This is a polished Limestone floor in the reception area of an office in the town of Wilmslow that had been installed around ten years prior. As you can see they were now in a poor state with ingrained dirt and cracks across the surface of some of the tiles.
Deep Cleaning Limestone Tile and Grout
The polished Limestone tiles needed to be cut back and refinished with a set of diamond encrusted burnishing pads however my first task was to clean the grout lines by applying a medium dilution of Tile Doctor Pro-Clean and scrubbing it in with a stiff narrow brush. I gave the grout a rinse with hot water and removed the now soiled water with a wet vacuum.
The next task was to start the burnishing process by running a course pad fitter to my rotary machine over each tile lubricated with a little water. The coarse pad removes the dirt from the Limestone and resultant slurry is washed away with more water and the wet vacuum. This process is repeated with the “medium” and “fine” polishing pads which restore the surface and build up the polish back on the tile.
Before moving onto the final polishing pad I tackled the large cracks in the tile by filling them with a colour matching resin. There could be a number of reasons for the cracks but typically it would indicate some sort of movement in the subfloor. A common cause is due to the concrete base was not being given sufficient time to dry out before being tiled over and shrinkage in the concrete as it dries caused movement.

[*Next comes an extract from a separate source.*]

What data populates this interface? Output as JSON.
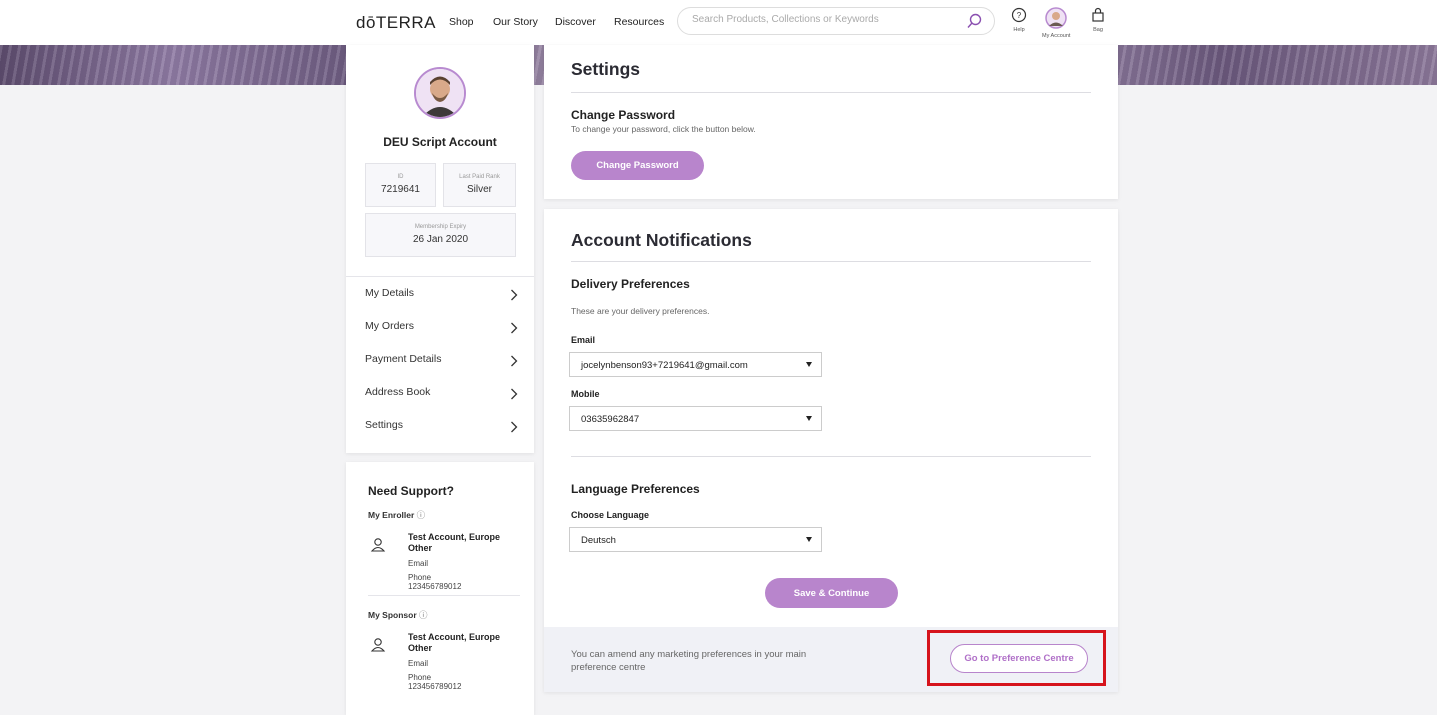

Repairing and Sealing Limestone Tiles
Once the resin had dried I moved onto to apply the final “Super Fine” polishing pad which brings up the polish on the Limestone to that final deep level again using a little water and rinsing down afterwards.
Once the floor was dry it was then sealed with two coats of Tile Doctor Colour Grow which is an impregnating sealer which penetrates into the pores of the stone protecting it from within, it also had the added benefit of bringing out the natural colours in the stone enhancing the look of the floor.